The patient is about to have a magnetic resonance imaging (MRI) to diagnose a soft tissue abnormality of the lower leg. About which finding should the nurse immediately notify the healthcare provider?
A. The patient has a concern about what will be found on the MRI.
B. The patient has a history of hypertension.
C. The patient has a pacemaker.
D. The patient did not eat breakfast due to earlier nausea.
Answer: C
You might also like to view...
The patient confesses to eating crushed ice 10 or 12 times daily. The nurse assesses this behavior as __________
ANS:
Setting priorities among identified nursing diagnoses is the first step in the planning process. The nurse is responsible for:
a. monitoring patient responses. b. carrying out the physician's plan of care. c. providing all interventions. d. preventing interference from other disciplines.
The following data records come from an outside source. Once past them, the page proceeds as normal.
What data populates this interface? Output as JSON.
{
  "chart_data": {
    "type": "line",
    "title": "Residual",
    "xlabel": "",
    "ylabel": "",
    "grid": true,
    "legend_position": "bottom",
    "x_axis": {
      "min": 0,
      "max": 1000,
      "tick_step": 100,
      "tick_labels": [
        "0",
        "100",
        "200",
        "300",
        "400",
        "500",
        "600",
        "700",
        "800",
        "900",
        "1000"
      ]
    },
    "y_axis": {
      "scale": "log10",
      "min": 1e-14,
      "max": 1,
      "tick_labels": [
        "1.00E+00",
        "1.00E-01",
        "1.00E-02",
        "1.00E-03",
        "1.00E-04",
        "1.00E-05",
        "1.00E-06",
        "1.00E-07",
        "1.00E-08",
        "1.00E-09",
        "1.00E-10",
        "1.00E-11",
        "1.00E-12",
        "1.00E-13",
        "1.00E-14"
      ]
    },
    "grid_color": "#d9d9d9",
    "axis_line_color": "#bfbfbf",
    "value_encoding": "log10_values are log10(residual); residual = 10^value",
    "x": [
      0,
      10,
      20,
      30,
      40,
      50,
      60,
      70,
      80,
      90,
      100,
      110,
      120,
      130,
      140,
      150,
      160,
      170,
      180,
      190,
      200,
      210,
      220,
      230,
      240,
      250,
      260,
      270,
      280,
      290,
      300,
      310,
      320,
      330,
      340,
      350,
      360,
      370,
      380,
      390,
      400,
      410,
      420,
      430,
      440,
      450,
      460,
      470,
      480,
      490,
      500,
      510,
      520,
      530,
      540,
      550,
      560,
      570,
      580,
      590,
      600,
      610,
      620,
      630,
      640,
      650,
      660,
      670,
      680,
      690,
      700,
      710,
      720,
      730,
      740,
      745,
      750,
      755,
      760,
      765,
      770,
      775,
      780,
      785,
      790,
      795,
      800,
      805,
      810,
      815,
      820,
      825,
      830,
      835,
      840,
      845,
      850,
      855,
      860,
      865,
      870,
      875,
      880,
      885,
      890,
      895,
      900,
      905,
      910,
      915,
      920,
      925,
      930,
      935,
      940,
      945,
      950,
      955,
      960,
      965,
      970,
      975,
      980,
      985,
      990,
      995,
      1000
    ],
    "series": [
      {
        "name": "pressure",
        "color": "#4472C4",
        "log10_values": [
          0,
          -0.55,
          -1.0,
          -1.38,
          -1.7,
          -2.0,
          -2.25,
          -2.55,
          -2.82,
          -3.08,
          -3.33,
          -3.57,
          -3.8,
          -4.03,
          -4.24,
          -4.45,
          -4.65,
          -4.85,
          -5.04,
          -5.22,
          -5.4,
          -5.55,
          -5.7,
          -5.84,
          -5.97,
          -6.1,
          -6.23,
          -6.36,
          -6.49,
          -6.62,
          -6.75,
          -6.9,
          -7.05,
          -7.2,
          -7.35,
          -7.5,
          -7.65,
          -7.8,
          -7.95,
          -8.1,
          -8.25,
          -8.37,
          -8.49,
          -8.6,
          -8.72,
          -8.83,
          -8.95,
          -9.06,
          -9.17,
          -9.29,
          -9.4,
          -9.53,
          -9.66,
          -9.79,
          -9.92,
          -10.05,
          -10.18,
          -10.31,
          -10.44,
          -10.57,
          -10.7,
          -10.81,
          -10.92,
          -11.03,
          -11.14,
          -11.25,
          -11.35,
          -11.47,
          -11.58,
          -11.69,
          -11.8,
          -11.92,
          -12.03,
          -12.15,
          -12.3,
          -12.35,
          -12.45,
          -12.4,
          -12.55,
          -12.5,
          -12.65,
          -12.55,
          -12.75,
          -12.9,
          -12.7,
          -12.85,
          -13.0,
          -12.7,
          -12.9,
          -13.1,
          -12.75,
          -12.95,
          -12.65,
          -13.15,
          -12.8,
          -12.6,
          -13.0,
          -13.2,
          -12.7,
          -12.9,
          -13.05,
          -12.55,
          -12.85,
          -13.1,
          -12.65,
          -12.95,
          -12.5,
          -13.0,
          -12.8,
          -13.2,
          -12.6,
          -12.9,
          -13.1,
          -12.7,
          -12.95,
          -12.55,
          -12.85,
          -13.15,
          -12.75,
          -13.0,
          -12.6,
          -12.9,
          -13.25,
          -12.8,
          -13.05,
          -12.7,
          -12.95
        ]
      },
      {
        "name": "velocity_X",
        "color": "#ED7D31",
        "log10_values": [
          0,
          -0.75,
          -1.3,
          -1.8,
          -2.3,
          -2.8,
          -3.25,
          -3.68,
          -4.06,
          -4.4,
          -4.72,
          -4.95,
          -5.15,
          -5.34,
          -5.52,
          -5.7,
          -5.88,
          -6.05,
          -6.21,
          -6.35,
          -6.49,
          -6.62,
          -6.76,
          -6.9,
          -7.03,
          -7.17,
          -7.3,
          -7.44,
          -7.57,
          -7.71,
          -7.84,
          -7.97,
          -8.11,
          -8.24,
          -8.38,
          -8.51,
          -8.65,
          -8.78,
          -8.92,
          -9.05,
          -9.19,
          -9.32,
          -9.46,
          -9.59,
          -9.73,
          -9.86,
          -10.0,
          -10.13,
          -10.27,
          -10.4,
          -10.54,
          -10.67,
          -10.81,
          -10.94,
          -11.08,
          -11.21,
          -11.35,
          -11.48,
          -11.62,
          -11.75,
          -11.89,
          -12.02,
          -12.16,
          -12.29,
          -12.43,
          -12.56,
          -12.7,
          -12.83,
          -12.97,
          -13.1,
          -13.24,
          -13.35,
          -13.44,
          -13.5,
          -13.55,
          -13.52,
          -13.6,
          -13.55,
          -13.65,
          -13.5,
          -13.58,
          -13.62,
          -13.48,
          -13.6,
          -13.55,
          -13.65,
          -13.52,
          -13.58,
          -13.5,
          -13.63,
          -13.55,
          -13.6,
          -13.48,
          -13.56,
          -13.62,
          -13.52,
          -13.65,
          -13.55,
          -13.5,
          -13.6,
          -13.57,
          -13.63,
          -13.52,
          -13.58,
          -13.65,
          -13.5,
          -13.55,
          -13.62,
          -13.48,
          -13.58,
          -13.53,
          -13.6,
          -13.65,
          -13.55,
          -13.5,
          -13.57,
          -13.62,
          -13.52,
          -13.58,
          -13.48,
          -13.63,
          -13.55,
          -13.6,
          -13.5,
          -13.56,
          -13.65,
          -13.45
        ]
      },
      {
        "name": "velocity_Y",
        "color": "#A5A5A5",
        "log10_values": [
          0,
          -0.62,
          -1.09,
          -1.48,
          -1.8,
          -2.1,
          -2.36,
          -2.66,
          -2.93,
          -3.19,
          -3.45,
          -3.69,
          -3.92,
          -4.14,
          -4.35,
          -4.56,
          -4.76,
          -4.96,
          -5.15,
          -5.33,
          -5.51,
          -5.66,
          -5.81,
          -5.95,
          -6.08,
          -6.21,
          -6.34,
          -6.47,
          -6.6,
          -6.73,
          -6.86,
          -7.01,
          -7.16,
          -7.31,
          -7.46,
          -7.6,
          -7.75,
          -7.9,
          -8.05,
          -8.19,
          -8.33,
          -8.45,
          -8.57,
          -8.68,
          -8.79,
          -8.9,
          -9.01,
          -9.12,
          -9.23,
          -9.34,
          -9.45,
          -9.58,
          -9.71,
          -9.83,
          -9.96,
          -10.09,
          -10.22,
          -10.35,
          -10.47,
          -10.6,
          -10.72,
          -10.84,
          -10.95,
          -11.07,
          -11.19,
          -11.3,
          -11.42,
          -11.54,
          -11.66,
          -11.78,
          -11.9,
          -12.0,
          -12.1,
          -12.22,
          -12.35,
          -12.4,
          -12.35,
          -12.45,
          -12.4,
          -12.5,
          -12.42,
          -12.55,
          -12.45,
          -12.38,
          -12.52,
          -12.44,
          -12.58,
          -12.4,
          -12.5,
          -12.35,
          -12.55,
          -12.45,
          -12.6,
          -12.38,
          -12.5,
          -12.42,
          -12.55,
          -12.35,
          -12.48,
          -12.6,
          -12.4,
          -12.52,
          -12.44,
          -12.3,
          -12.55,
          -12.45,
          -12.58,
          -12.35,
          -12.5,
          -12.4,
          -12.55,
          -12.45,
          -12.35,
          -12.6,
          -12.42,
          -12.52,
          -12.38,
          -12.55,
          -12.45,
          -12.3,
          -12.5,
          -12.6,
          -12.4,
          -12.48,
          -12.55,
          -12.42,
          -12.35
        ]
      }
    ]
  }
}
The nurse is assessing a 6-month-old infant using the Denver Developmental Screening test. The test shows that the infant is delayed in gross motor development
What activities can the nurse implement to help the child attain appropriate developmental levels? A) Pull the child to a sitting position and prop the child in a sitting position. B) Encourage the child to hold a rattle or play patty-cake. C) Talk to the child and play music. D) Encourage the child to stand.
The nurse outlines the benefits of the utilization of a home health aide for his or her ability to assist a home-bound client with (select all that apply):
1. bathing. 2. doing laundry. 3. shopping for groceries. 4. administering medication. 5. ambulating.